The long term and methodical rollout intended follows a successful pilot project and sees Stirling Council at the forefront to providing tenants with a comprehensive view of the internal air quality environment in their homes. The initial pilot was part of a Scottish Government funded programme called CivTech, which aimed to drive innovation in collaborative and cost-effective technology across the public sector.
Aico and HomeLINK state that across the UK more than 150,000 IoT devices are connected in tenants’ homes and in use by social landlords. Based on current demand this number is expected to hit 1 million devices by the end of 2024 bringing about a paradigm shift in landlords’ efforts to comply both with regulations but also in offering tenants a better understanding of their home’s environment.
Several private sector landlords are already using connected IoT devices to pre-empt issues. By connecting all of its housing stock, Stirling Council will continue to make intelligence led and data based decisions when maintenance teams now conduct regular safety checks, planning staff can identify trends and improvements, plan budgets and make property investment decisions. It will also trigger preventative maintenance measures by alerting staff to early causes of deterioration in a property’s environment.
Residents using the free app gain a view of the safety and health of their indoor environment. The app also provides advice and guidance on how to improve living conditions, and live a healthier and safer life whilst reducing carbon footprint and saving money on energy bills.
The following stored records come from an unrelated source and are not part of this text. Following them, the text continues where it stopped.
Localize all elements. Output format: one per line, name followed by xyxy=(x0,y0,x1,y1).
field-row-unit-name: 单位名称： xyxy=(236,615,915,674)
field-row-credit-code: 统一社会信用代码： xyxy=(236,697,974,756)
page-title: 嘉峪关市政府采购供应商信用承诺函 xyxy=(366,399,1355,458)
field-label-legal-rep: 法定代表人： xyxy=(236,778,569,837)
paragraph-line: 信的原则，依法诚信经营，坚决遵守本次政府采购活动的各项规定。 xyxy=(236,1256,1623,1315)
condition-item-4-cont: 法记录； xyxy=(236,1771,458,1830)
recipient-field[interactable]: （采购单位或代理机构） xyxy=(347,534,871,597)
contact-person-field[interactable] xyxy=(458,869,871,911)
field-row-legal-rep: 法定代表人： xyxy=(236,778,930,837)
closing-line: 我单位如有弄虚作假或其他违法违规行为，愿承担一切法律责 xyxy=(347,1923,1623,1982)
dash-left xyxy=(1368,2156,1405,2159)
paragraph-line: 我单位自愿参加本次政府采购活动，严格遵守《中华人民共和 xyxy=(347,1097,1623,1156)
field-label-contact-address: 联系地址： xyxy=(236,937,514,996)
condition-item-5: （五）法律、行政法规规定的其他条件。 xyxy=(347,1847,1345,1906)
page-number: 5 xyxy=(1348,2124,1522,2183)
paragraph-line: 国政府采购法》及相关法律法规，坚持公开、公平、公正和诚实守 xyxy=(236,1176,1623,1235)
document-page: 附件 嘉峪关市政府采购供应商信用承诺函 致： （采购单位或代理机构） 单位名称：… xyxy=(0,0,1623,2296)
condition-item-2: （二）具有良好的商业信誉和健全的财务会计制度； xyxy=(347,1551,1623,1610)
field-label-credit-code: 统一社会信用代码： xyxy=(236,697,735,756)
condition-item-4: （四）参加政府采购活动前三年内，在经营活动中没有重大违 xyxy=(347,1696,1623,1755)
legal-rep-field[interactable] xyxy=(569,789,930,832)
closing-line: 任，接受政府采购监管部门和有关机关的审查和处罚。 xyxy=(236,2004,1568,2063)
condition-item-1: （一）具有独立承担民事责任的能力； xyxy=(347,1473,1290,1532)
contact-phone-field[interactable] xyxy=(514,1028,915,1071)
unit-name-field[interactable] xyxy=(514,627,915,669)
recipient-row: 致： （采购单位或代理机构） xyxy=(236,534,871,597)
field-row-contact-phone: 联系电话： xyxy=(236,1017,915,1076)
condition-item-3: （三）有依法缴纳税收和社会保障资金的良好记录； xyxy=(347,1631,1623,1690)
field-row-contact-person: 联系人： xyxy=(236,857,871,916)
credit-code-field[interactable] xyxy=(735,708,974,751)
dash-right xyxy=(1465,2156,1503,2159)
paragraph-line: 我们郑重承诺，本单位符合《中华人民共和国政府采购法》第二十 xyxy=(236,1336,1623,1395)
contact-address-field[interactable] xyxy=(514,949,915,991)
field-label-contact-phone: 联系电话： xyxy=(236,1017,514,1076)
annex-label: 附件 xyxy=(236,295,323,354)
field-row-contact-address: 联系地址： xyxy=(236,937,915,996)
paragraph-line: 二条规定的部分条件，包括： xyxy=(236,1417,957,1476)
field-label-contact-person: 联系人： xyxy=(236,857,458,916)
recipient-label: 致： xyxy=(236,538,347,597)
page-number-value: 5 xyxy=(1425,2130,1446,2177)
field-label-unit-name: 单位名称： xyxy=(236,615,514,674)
Tenant Robert Cairney said: “I was initially sceptical about what the sensors and technology being put into my home would bring in terms of financial or health benefits. However, by recording moisture in the air, I can be alerted to the risk of damp and mould. Rather than having to keep an eye out for these things myself, my landlord also better knows when it is time to come and do repairs or maintenance work on the property.
“This new IoT technology for homes like mine is fantastic because it helps me to feel safer, live in a healthier environment, and reduce costs. I’m more aware of how my home is behaving, and alerted to ways I can save money by using this free cutting edge connected home kit. For example, wasting money trying to heat a home that has gaps in the doors and windows letting heat out, or an inefficient boiler and room heaters that need bleeding.
Everyone is concerned about the rising costs of energy but, thanks to these improvements, it’s not a question of eat or heat for me now.”
A spokesperson for Stirling Council mentioned that staff who were involved with trials stated;
“This technology helps us manage our housing stock through reliable data driven intelligence, take prioritised investment decisions and improve customer satisfaction.”
“When considering our sustainability goals, the data generated will help us identify the least energy-efficient homes and take action. It will also provide insight into the performance of properties that have been recently retrofitted to ensure they remain healthy environments to live in.”
“Living conditions can have a dramatic impact on our health. By providing insight via the app, there is potential to dramatically improve the health and wellbeing to everyday living conditions.”
“We’ve seen some interesting insights on these trial properties with several high risk indications of condensation caused damp and mould; this has really got us thinking how we help the resident manage their environment better, and discern if it is actually something inherent with the building performance.”
“Since the CivTech trial programme we have been working closely with our residents andHomeLINK to design and develop this technology and service so solutions to the many challenges associated to tenant’s wellbeing, property disrepair and carbon reduction can be holistically improved”.